COME FUNZIONA LA CUFFIA LEGGI-PENSIERO
Per trasformare le onde cerebrali in vere e proprie “azioni” si parte dall’analisi in tempo reale dell’elettroencefalogramma (EEG). L’EEG consiste nella registrazione delle correnti elettriche neuronali che si propagano nel liquido extracellulare con l’intensità di alcuni microvolt. Tale registrazione avviene attraverso un certo numero di elettrodi disposti in maniera uniforme sullo scalpo mediante una cuffia. I segnali captati dagli elettrodi vengono digitalizzati, amplificati ed elaborati da un calcolatore elettronico che ha anche il compito di eliminare i “rumori” di fondo, cioè i disturbi di natura elettrica presenti in ogni registrazione. Il calcolatore elabora quindi appositi algoritmi per “dialogare” e impartire comandi ai dispositivi periferici. Tali dispositivi possono variare da semplici schermi per la sintesi vocale, cioè che traducono i pensieri in parole elementari, a sedie a rotelle e arti artificiali che possono essere guidati e comandati da persone con disabilità motorie senza che queste debbano impiegare il loro apparato muscolare volontario.

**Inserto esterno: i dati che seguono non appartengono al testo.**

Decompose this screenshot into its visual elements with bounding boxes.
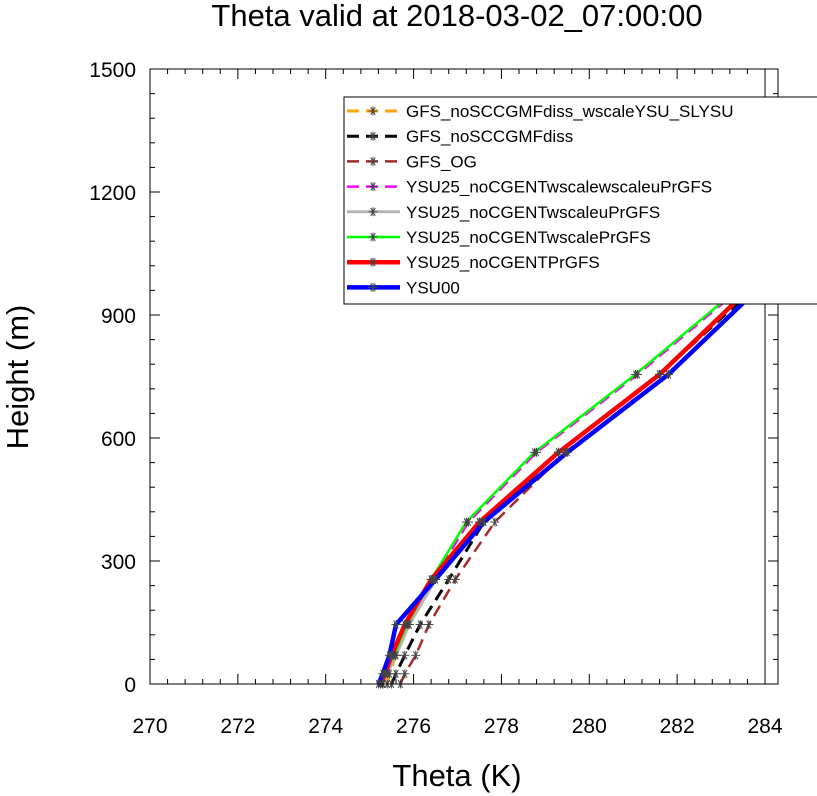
legend-entry: YSU25_noCGENTwscaleuPrGFS [406, 203, 660, 222]
legend-entry: YSU00 [406, 278, 460, 297]
legend-entry: GFS_OG [406, 152, 477, 171]
x-tick-label: 280 [572, 715, 607, 738]
series-marker [529, 447, 539, 457]
x-tick-label: 270 [132, 715, 167, 738]
series-marker [461, 517, 471, 527]
legend-entry: GFS_noSCCGMFdiss_wscaleYSU_SLYSU [406, 102, 734, 121]
series-marker [368, 232, 378, 242]
series-marker [378, 669, 388, 679]
y-tick-label: 1500 [89, 59, 136, 82]
series-marker [391, 620, 401, 630]
legend-entry: GFS_noSCCGMFdiss [406, 127, 573, 146]
series-marker [368, 156, 378, 166]
series-marker [431, 574, 441, 584]
y-tick-label: 600 [101, 428, 136, 451]
series-layer [373, 264, 768, 689]
series-marker [400, 669, 410, 679]
plot-frame [149, 68, 779, 685]
chart-title: Theta valid at 2018-03-02_07:00:00 [211, 0, 702, 33]
y-tick-label: 900 [101, 305, 136, 328]
x-tick-label: 274 [308, 715, 343, 738]
x-tick-label: 276 [396, 715, 431, 738]
y-tick-label: 1200 [89, 182, 136, 205]
series-marker [368, 282, 378, 292]
legend-box [343, 96, 817, 305]
series-marker [391, 669, 401, 679]
series-marker [415, 620, 425, 630]
x-tick-label: 282 [660, 715, 695, 738]
series-marker [490, 517, 500, 527]
series-marker [450, 574, 460, 584]
series-line [376, 265, 768, 685]
legend-entry: YSU25_noCGENTwscalewscaleuPrGFS [406, 178, 712, 197]
series-marker [400, 650, 410, 660]
series-marker [368, 182, 378, 192]
y-tick-label: 300 [101, 551, 136, 574]
y-tick-label: 0 [124, 674, 136, 697]
series-marker [368, 257, 378, 267]
x-tick-label: 278 [484, 715, 519, 738]
series-marker [368, 106, 378, 116]
legend-entry: YSU25_noCGENTPrGFS [406, 253, 600, 272]
series-marker [400, 620, 410, 630]
series-marker [663, 369, 673, 379]
legend-entry: YSU25_noCGENTwscalePrGFS [406, 228, 651, 247]
x-tick-label: 284 [747, 715, 782, 738]
series-marker [630, 369, 640, 379]
legend: GFS_noSCCGMFdiss_wscaleYSU_SLYSU GFS_noSC… [343, 96, 817, 305]
series-marker [424, 620, 434, 630]
x-tick-label: 272 [220, 715, 255, 738]
series-line [378, 264, 767, 685]
series-marker [368, 207, 378, 217]
series-marker [479, 517, 489, 527]
y-axis-label: Height (m) [0, 305, 35, 450]
x-axis-label: Theta (K) [392, 758, 521, 793]
series-marker [562, 447, 572, 457]
series-marker [411, 650, 421, 660]
series-marker [655, 369, 665, 379]
series-marker [384, 650, 394, 660]
series-marker [554, 447, 564, 457]
series-marker [368, 131, 378, 141]
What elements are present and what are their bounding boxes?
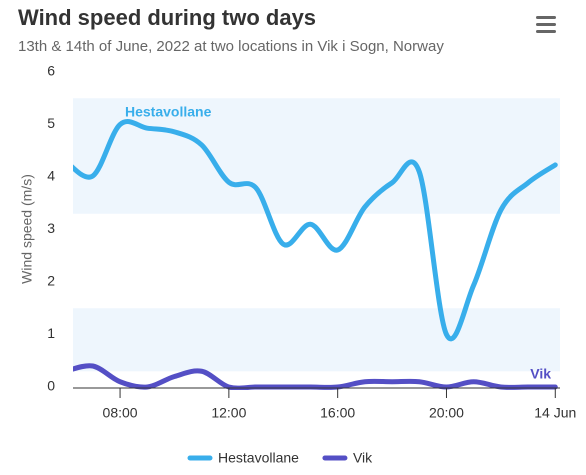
menu-bar: [536, 23, 556, 26]
menu-bar: [536, 30, 556, 33]
x-tick-label: 20:00: [429, 405, 464, 421]
y-tick-label: 6: [47, 63, 55, 79]
y-tick-label: 0: [47, 378, 55, 394]
x-tick-label: 08:00: [103, 405, 138, 421]
plot-bands: [73, 98, 560, 372]
x-tick-label: 14 Jun: [534, 405, 576, 421]
legend-item[interactable]: Vik: [322, 450, 373, 466]
series-line: [73, 119, 558, 342]
series-label: Hestavollane: [125, 104, 212, 120]
chart-title: Wind speed during two days: [18, 5, 316, 30]
legend-label: Hestavollane: [218, 450, 299, 466]
y-tick-label: 1: [47, 325, 55, 341]
menu-button[interactable]: [536, 16, 556, 33]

Oggi alcuni prototipi di queste apparecchiature esistono già. Il Politecnico di Milano, per esempio, sta sperimentando una carrozzella robotizzata dotata di un processore e collegata a un monitor dove sono visualizzati i “luoghi” che è possibile raggiungere: all’utilizzatore basterà guardare le immagini sul monitor e concentrarsi sulla meta per indirizzarvi la carrozzella. Altri laboratori stanno sperimentando con successo sistemi di comunicazione portatile dedicati ai malati di sclerosi laterale amiotrofica in grado di tradurre i segnali del cervello in comandi per accendere e spegnere la luce, aprire la porta, far apparire parole e frasi su uno schermo.